Cured in Place Pipe Rehabs Sewer

Staff | September 28, 2010

Insituform recently provided an inexpensive and time-saving solution on a sewer rehabilitation project for the city of Pine Bluff Ark. Using its cured-in-place pipe (CIPP), the contractor was able to create new pipe inside 3,000 feet of an existing sewer line, extending its life another 50 years or longer.

The city has approximately 450 miles of sewer line and 48 pump stations. Pine Bluff Wastewater Utility recently formed an infrastructure committee to help keep tabs on areas that are weak and fragile, and make repairs. "We wanted to be proactive about this because eventually the EPA will require cities our size to make these repairs," says Ken Johnson, general manager Pine Bluff Wastewater Utility. "We want the city of Pine Bluff to be ahead of the curve and aggressive towards making these repairs."

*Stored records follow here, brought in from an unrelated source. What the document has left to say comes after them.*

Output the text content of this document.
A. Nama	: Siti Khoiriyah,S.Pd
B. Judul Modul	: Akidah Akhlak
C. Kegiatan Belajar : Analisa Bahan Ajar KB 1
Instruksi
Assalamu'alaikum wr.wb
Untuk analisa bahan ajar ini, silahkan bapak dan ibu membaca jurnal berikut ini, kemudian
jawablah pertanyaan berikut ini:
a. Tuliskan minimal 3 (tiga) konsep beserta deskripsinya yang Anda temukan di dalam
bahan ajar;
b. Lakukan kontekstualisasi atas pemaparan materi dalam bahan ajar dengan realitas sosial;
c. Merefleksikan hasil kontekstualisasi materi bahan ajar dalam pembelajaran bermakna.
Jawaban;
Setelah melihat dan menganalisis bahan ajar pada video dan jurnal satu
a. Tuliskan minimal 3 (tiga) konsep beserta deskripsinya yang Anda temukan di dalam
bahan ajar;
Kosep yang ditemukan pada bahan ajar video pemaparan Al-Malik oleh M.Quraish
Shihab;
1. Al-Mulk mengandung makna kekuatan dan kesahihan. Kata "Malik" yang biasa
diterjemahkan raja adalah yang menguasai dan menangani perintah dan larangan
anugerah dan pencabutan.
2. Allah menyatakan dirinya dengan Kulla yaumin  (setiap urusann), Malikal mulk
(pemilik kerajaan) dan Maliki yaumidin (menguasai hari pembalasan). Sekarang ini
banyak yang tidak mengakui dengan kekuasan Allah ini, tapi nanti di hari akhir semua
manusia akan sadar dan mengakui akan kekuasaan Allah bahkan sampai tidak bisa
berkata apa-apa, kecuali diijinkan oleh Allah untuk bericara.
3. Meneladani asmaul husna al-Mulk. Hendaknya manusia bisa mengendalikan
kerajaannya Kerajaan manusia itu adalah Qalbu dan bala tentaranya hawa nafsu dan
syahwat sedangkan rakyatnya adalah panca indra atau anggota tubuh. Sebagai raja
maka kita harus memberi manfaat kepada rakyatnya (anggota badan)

Johnson says Pine Bluff is using PVC pipe for all modern applications, but parts of the existing sewer pipe date back to 1933 when the original sewer system was constructed. Failures, stoppages and overflows in 25-year-old duct iron pipe, concrete and older clay pipe caused the city to seek out a cost-efficient way to replace existing lines. At the same time, Pine Bluff Wastewater Utility did not want to inconvenience its customers.

"We've been using trenchless technology for several years," says Johnson. "It allows us minimum service disruption and the process is very efficient."

Johnson says the only other option of excavating a trench near the area and laying new pipe would have been much more expensive, not to mention time consuming. Pine Bluff Wastewater Utility has only earmarked $500,000 over the next five years collected from a 2005 rate increase to make these types of repairs as well as repairs to stressed pump stations over the next five years.

The Cured In Place Pipe (CIPP) was used on one well-worn 3,000-foot stretch of pipe near a creek that often experienced severe seepage problems during stormy weather. Water seeping into the pipes often overtaxed the pump stations.

A temporary bypass line was used to divert around the 3,000-foot area of pipe so that Pine Bluff Wastewater Utility could continue to provide its customers with service during the work.

CIPP is a resin-saturated, coated felt tube that is inverted or pulled into a damaged pipe. The material is refrigerated until use. Once it is pulled into the pipe, hot water or steam is used to cure the resin to form a new jointless pipe. Once cured, robotically controlled cutting devices are used to inspect the rehabilitated pipe by closed-circuit TV, clean up and restore service.

The work was performed in 300-foot segments a week, and completed within a few months. Johnson says the work, along with other changes, has made a difference. "We get a lot of rainfall here in Pine Bluff, but the frequency of sewer stoppages and problems has gone down tremendously. Pine Bluff Wastewater Utility has seen a reduction of over 50 percent in stoppages over the last year alone. Johnson indicated that the new goal was to stoppages by another 15 percent for 2008

"I think we're also seeing savings with pumping stations that don't get the excess water, which reduces our energy costs." Johnson says he has advocated the CIPP process to storm and street sewers for its low cost and efficient placement process. "This is definitely the way to go." A public meeting is planned in April to educate surrounding communities on the CIPP process.